Labour also argues that Johnson's Brexit deal will leave the country poorer, an assessment backed by many economists. Independent think-tank the National Institute of Economic and Social Research said Wednesday that leaving on those terms would make the U.K.'s economy 3.5 per cent smaller in a decade compared with staying in the European Union.
Corbyn claimed Wednesday that Brexit on Johnson's terms would bring a "sell-out deal with Donald Trump" in which chunks of the U.K.'s state-funded health service would be sold to U.S. medical providers and drug companies as part of future trade negotiations.
Johnson retorted that Labour had flipflopped on Brexit — "Now 'leave,' now 'remain,' refusing to accept the verdict of the people in the referendum on the EU."
Watch: Jeremy Corbyn talks about the expected early election
The election pits Johnson, a brash Brexit champion with a shock of blond hair and a Latin quip for all occasions, against Corbyn, a stolid socialist with long-held — and, foes say, archaic — policies of nationalization and tax hikes for the rich.
Tim Bale, professor of politics at Queen Mary University of London, noted that in the 2017 election, Corbyn did far better than opinion polls had predicted.
"Having said that, I think we do need to remember he's not up against one of the worst campaigners for the Conservative Party in living memory — Theresa May. He's up against one of the best, Boris Johnson," Bale said.
He said Johnson had a "celebrity star status which blinds quite a lot of voters to what some would consider his fairly obvious faults."
Those include a history of offensive comments and an ongoing inquiry into claims Johnson handed out public funds meant for business startups to a friend while he was mayor of London.
As the U.K. prepares to vote, the clock is ticking down to the new Brexit deadline of Jan. 31, the date approved by the EU this week. If December's election produces a Parliament as divided as the current one, another delay to Brexit — and a fourth national vote in four years — could be on the cards.

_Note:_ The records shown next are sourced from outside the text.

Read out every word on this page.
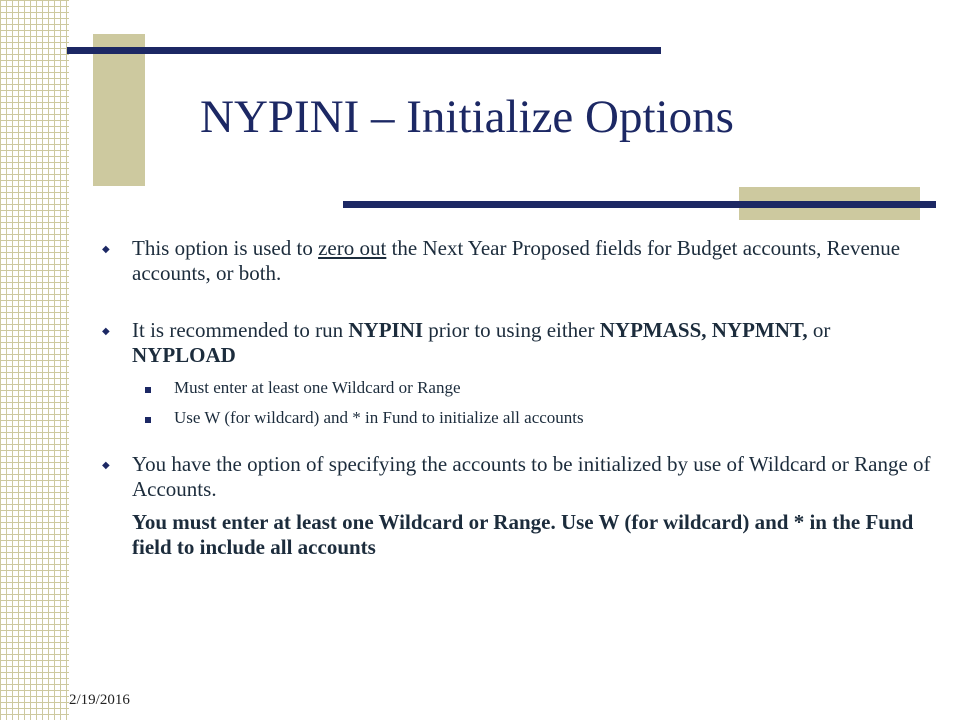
NYPINI – Initialize Options
◆ This option is used to zero out the Next Year Proposed fields for Budget accounts, Revenue accounts, or both.
◆ It is recommended to run NYPINI prior to using either NYPMASS, NYPMNT, or NYPLOAD
Must enter at least one Wildcard or Range
Use W (for wildcard) and * in Fund to initialize all accounts
◆ You have the option of specifying the accounts to be initialized by use of Wildcard or Range of Accounts.
You must enter at least one Wildcard or Range. Use W (for wildcard) and * in the Fund field to include all accounts
2/19/2016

"If Johnson gets a majority, then we're leaving the EU," Bale said. "If we end up with another hung Parliament, I would have thought the only way to get a decision would be a second referendum. Although MPs aren't keen on the idea, there would seem to be no other way out of the impasse."
EU: risk of no-deal Brexit still exists
The EU's Brexit negotiator Michel Barnier said on Wednesday the risk of the U.K.'s chaotic departure from the bloc without a divorce agreement still existed, and that future trade talks would be "difficult and demanding."

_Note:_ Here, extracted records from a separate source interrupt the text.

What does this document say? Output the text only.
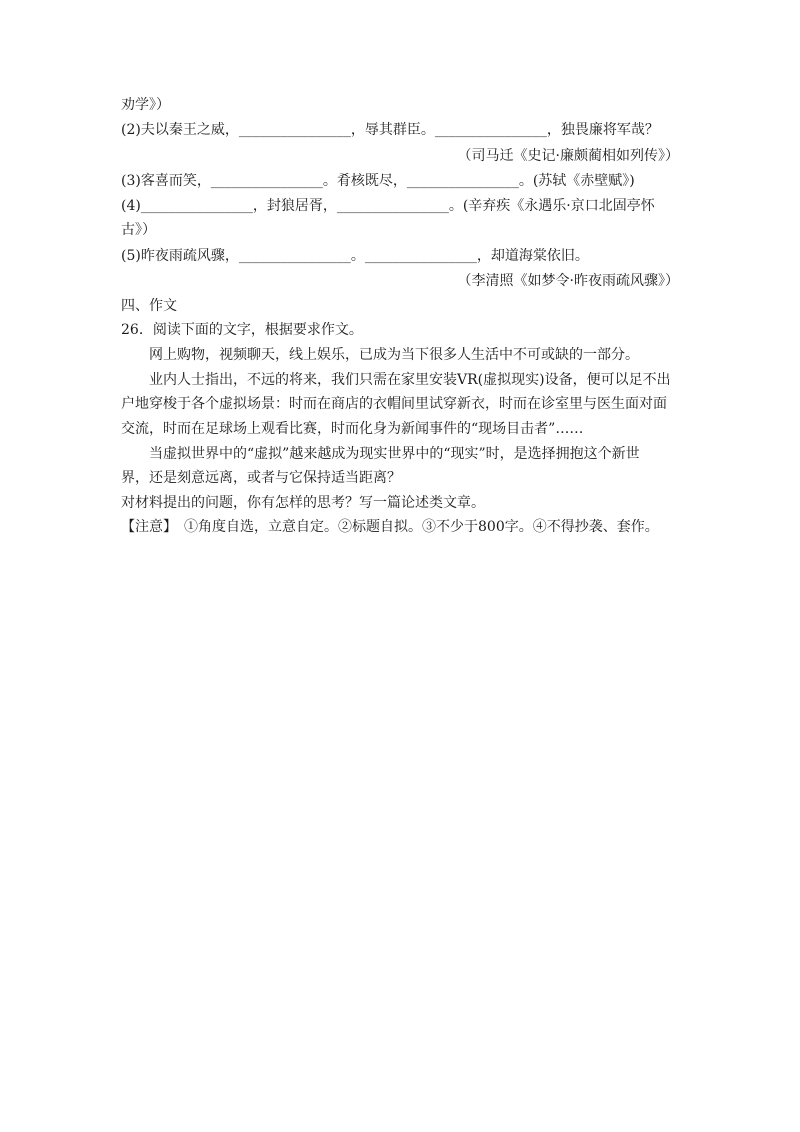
劝学》）
(2)夫以秦王之威，________________，辱其群臣。________________，独畏廉将军哉？
（司马迁《史记·廉颇蔺相如列传》）
(3)客喜而笑，________________。肴核既尽，________________。(苏轼《赤壁赋》)
(4)________________，封狼居胥，________________。(辛弃疾《永遇乐·京口北固亭怀
古》）
(5)昨夜雨疏风骤，________________。________________，却道海棠依旧。
（李清照《如梦令·昨夜雨疏风骤》）
四、作文
26．阅读下面的文字，根据要求作文。
网上购物，视频聊天，线上娱乐，已成为当下很多人生活中不可或缺的一部分。
业内人士指出，不远的将来，我们只需在家里安装VR(虚拟现实)设备，便可以足不出
户地穿梭于各个虚拟场景：时而在商店的衣帽间里试穿新衣，时而在诊室里与医生面对面
交流，时而在足球场上观看比赛，时而化身为新闻事件的“现场目击者”……
当虚拟世界中的“虚拟”越来越成为现实世界中的“现实”时，是选择拥抱这个新世
界，还是刻意远离，或者与它保持适当距离？
对材料提出的问题，你有怎样的思考？写一篇论述类文章。
【注意】　①角度自选，立意自定。②标题自拟。③不少于800字。④不得抄袭、套作。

"The risk of Brexit happening without a ratified deal still exists," Barnier told a speech in Brussels. "We still need to prepare."
He said a no-deal split could happen at the end of January, if the U.K. Parliament failed to ratify Johnson's agreement and London did not get another delay on the divorce.

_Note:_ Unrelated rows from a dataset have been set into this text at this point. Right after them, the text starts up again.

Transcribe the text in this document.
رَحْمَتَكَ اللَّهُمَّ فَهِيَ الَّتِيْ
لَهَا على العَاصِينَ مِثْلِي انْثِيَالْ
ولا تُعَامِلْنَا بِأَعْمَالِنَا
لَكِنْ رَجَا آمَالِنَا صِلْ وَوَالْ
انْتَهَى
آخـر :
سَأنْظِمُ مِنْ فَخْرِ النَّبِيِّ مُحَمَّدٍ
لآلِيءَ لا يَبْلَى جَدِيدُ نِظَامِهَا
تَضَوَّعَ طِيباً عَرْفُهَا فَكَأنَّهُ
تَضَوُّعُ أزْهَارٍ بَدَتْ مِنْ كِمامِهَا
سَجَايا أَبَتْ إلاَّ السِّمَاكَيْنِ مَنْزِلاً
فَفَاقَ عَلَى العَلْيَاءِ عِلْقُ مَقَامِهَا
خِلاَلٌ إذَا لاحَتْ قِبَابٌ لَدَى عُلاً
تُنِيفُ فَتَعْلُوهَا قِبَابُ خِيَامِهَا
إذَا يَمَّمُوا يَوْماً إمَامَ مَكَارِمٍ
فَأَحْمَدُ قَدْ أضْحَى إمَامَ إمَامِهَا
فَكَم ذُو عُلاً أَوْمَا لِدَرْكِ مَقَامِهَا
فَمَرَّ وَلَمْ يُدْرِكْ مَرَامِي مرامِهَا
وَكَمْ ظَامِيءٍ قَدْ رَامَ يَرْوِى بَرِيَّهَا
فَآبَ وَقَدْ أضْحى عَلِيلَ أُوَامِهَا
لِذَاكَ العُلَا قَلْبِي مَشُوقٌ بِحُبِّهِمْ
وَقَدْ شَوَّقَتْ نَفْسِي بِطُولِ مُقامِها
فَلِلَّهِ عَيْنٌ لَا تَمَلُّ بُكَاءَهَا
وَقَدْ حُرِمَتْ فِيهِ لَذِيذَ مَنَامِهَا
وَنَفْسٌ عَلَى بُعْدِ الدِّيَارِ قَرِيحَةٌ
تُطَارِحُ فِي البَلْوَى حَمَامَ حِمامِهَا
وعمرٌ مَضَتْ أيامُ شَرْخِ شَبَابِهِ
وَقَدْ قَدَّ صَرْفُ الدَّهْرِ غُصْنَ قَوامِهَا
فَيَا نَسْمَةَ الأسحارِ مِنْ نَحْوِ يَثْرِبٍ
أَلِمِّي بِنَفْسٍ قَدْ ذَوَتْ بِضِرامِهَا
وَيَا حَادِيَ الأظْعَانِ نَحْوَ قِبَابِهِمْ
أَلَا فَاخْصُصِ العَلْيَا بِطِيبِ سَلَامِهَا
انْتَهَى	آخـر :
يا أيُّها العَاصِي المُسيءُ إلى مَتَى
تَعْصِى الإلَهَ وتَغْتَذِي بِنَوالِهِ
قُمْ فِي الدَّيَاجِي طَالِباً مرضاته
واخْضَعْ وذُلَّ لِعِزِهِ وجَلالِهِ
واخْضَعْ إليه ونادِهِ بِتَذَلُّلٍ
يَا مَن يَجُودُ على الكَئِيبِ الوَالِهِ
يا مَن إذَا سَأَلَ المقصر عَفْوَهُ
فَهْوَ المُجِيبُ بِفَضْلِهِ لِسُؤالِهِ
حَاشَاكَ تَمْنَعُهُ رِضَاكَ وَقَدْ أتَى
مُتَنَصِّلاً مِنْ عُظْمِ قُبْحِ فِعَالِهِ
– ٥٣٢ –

Watch: EU's Barnier says risk of no-deal Brexit still exists
It could also happen at the end of the status-quo transition period envisaged after Brexit until the end of 2020, Barnier said, if no new trade deal is agreed between the two sides by then and no extra time is given to achieve that.
The negotiator warned there was precious little time between the Brexit day and the end of 2020 to agree a new trade deal.
"It will be a difficult and demanding set of negotiations," he said. "The time we have at hand to conclude this negotiation will be extremely short, 11 months."
"Because of our geographic closeness and our economic interdependence … we want to have solid guarantees on the level-playing field aspects."
Barnier warned the bloc will only give the U.K. as much access to its single market after Brexit as is justified by London ensuring that EU rules and standards are preserved.
"We will keep a close watch and be extremely vigilant on … social rights, environmental protection, state aid and obviously on issues of taxation."
"We want zero tariffs, zero quotas and zero dumping."